There is such a noticeable downgrade with the loss of Tago's genius and the whole game suffers because of it. Even Hino’s writing isn’t up to the mark here. Splitting the central mystery down into several smaller cases means that there is no build-up to the finale and who the heck signed off on adding a talking dog to the game? A town full of robots in the Layton series I can believe, but come on.
It might be unfair to attribute all the blame for Layton’s demise on Mystery Journey. The game did well enough for Hino to write a 50-episode anime spinoff – and if that isn’t a clear sign of success then I don’t know what is. What is apparent, however, is that it failed to reignite the puzzling passion of its predecessors for most Layton lovers.
So, what now?
In 2020, a GamesIndustry.biz report stated that Level-5 would be ceasing all operations outside of Japan, with the chances of future Western localisations being extremely unlikely. In Japan, the studio continues to release Switch titles — Yo-kai Watch Jam: Yo-kai Academy Y – Waiwai Gakuen Seikatsu, Megaton Musashi, and Megaton Musashi Cross in 2020-2022, and Inazuma Eleven: Victory Road of Heroes is expected to release next year. The last Level-5 game that we saw receive a Western release was Snack World: The Dungeon Crawl – Gold back in 2020 – hardly the firework ending from the studio that developed some of the most popular franchises on Nintendo's previous-gen handhelds.

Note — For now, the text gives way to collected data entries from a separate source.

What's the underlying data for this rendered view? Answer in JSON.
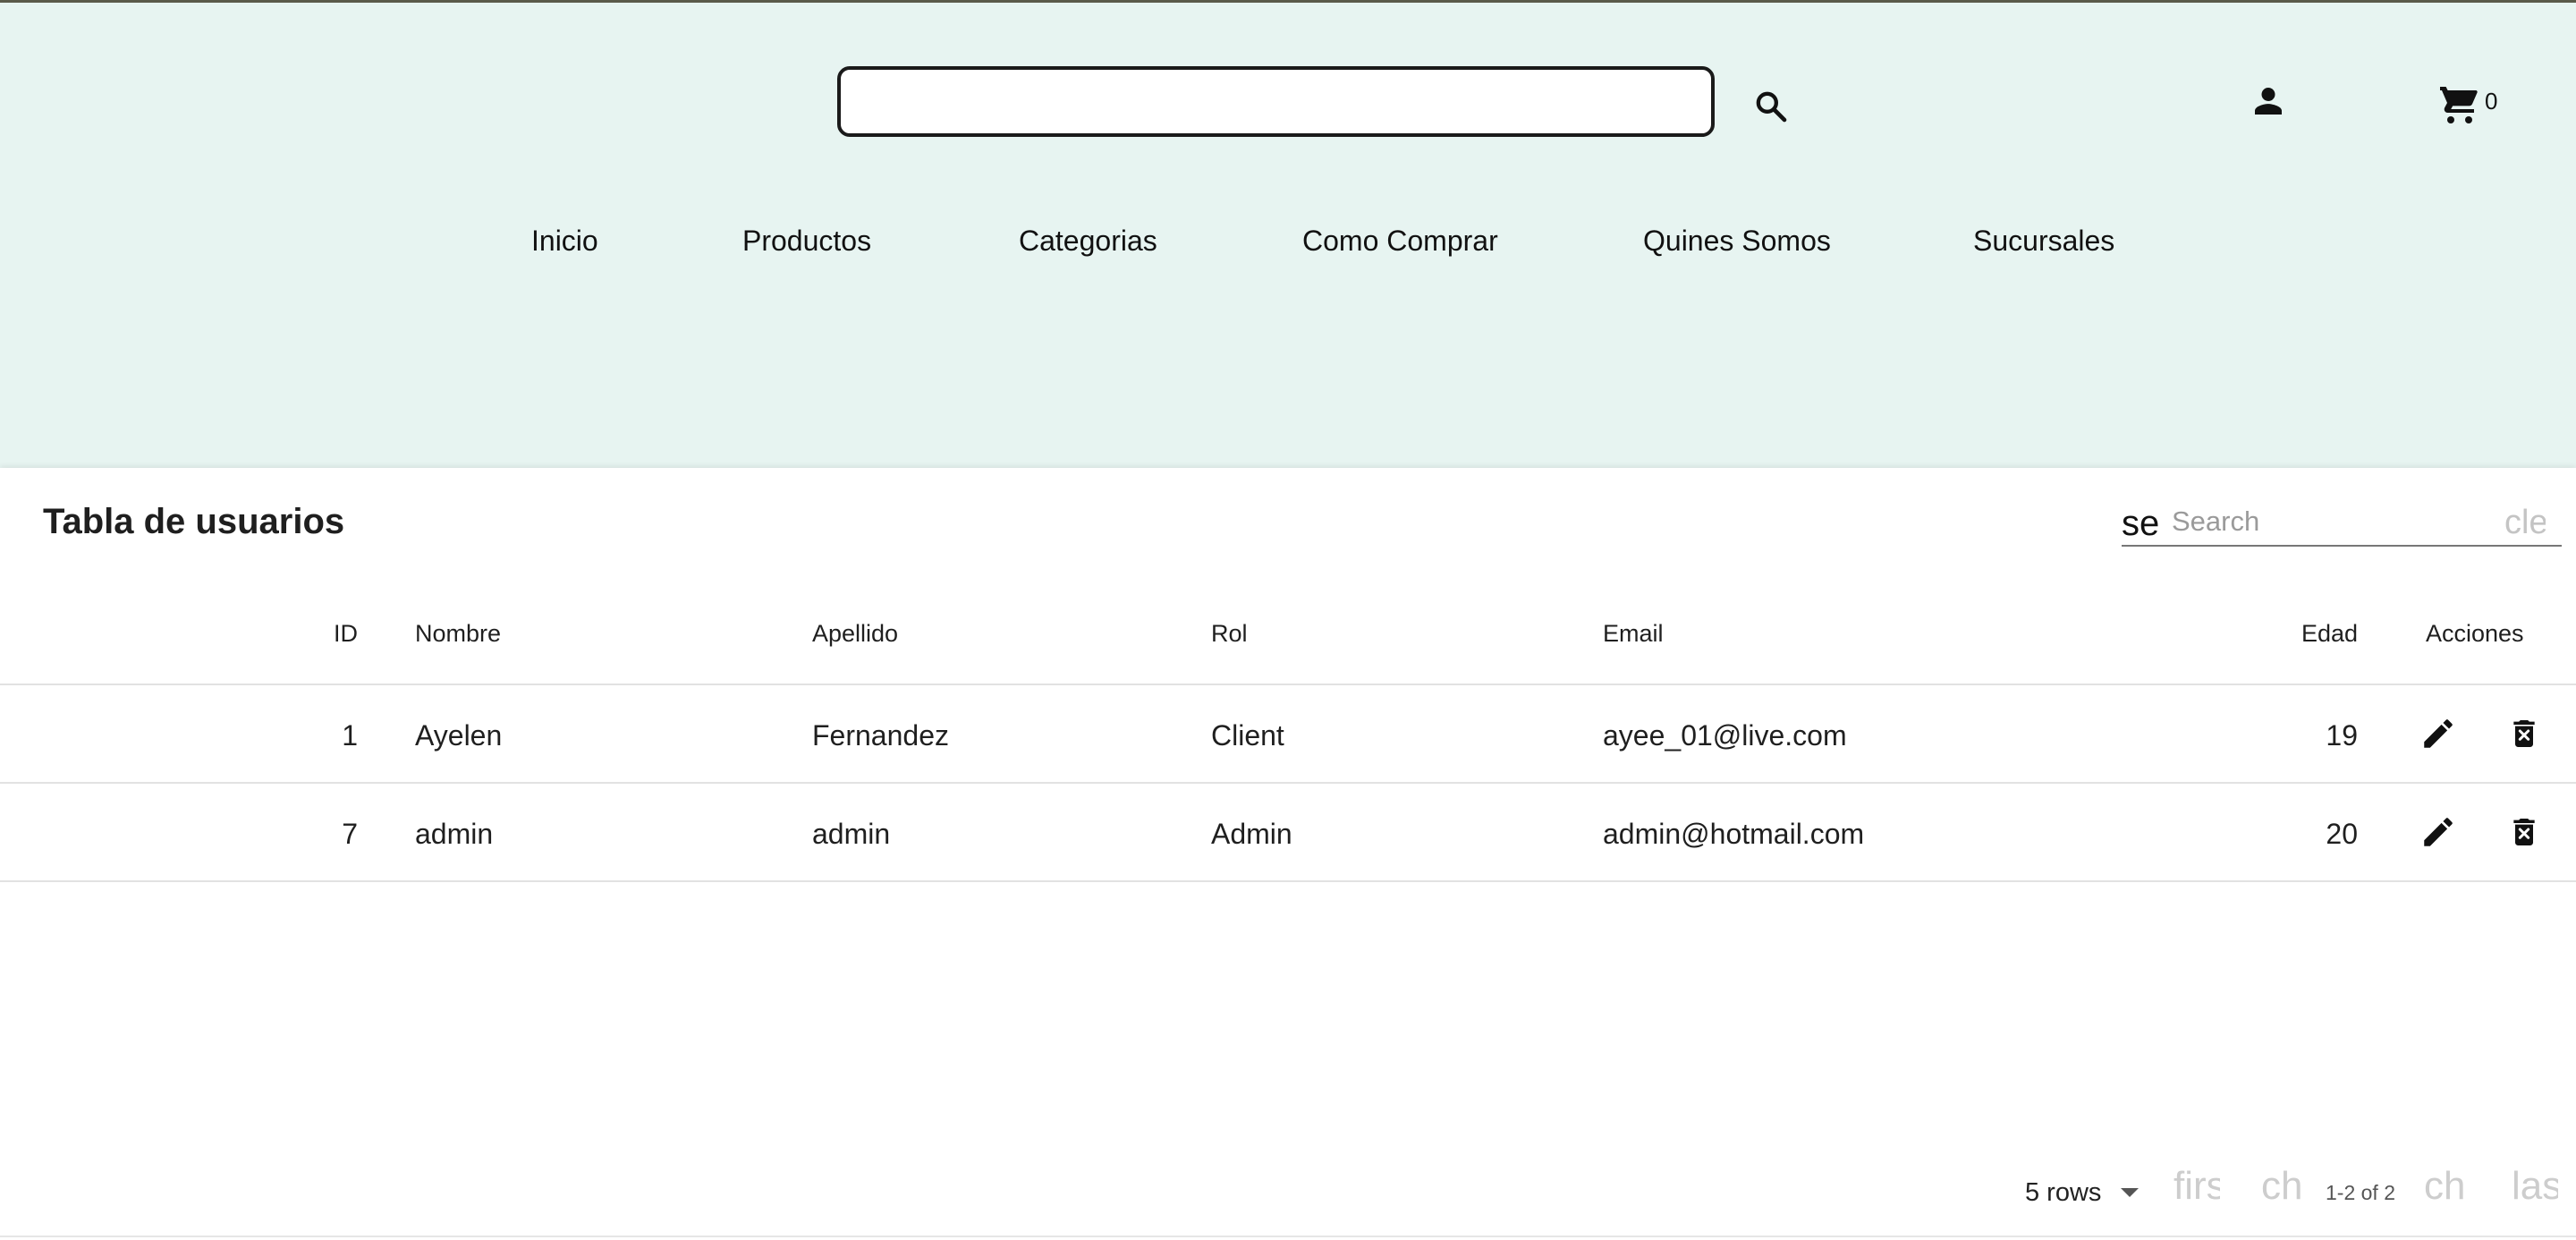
{
  "header": {
    "search": {
      "value": "",
      "placeholder": ""
    },
    "icons": {
      "search": "search-icon",
      "account": "person-icon",
      "cart": "cart-icon"
    },
    "cart_count": "0",
    "nav": [
      "Inicio",
      "Productos",
      "Categorias",
      "Como Comprar",
      "Quines Somos",
      "Sucursales"
    ]
  },
  "table": {
    "title": "Tabla de usuarios",
    "search": {
      "icon_text": "se",
      "placeholder": "Search",
      "clear_text": "cle"
    },
    "columns": [
      "ID",
      "Nombre",
      "Apellido",
      "Rol",
      "Email",
      "Edad",
      "Acciones"
    ],
    "rows": [
      {
        "id": "1",
        "nombre": "Ayelen",
        "apellido": "Fernandez",
        "rol": "Client",
        "email": "ayee_01@live.com",
        "edad": "19"
      },
      {
        "id": "7",
        "nombre": "admin",
        "apellido": "admin",
        "rol": "Admin",
        "email": "admin@hotmail.com",
        "edad": "20"
      }
    ],
    "action_icons": [
      "edit-icon",
      "delete-icon"
    ]
  },
  "pagination": {
    "rows_label": "5 rows",
    "first_text": "firs",
    "prev_text": "ch",
    "info": "1-2 of 2",
    "next_text": "ch",
    "last_text": "las"
  },
  "colors": {
    "header_bg": "#e7f4f1",
    "panel_bg": "#ffffff",
    "muted": "#cdcdcd"
  }
}
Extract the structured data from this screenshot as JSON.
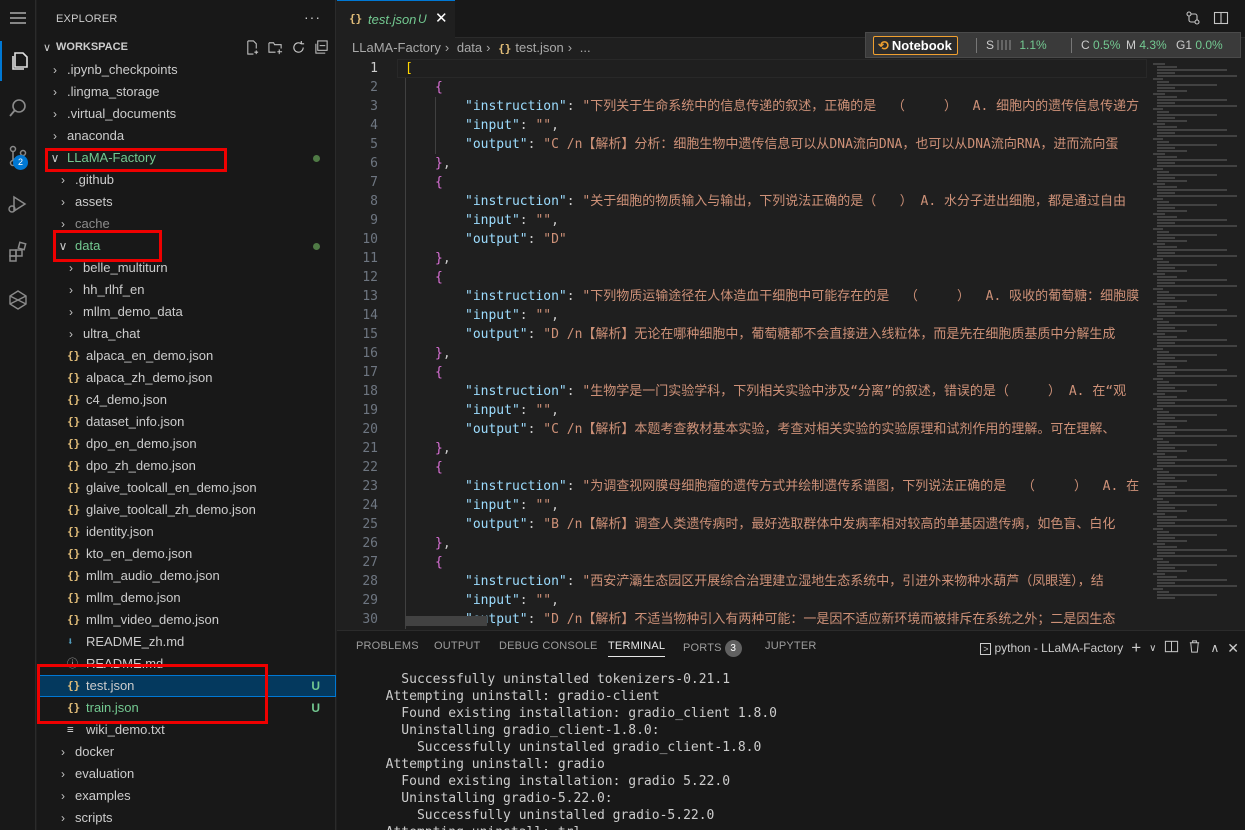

So where does this leave Layton? A studio in disarray and a prior entry to leave a bitter taste in the mouth is hardly an ideal place to find the franchise today, but this is not to say that Layton is necessarily dead just yet. Level-5 is one of the studios that, time and again, desperate fans call on Nintendo to acquire. The big-N has published each Layton localisation in the past and each to a good level of success. The opportunity — however unlikely — is there, but even if that miraculously happened and Nintendo bankrolled a comeback, there's still the case of Akira Tago's absence. Perhaps Layton is truly gone.
The sign of a great mystery is all in how you wrap it up, and Layton’s Mystery Journey provided no Agatha Christie reveal. In good faith, the chances of Level-5 releasing another Layton game at the moment are about as slim as Luke ever changing out of that little blue jumper — seriously, how many of them does he own? — but to see the gentlemanly professor return and wash away the sour taste of Layton’s Mystery Journey would be most edifying, and would bring his case to a proper close.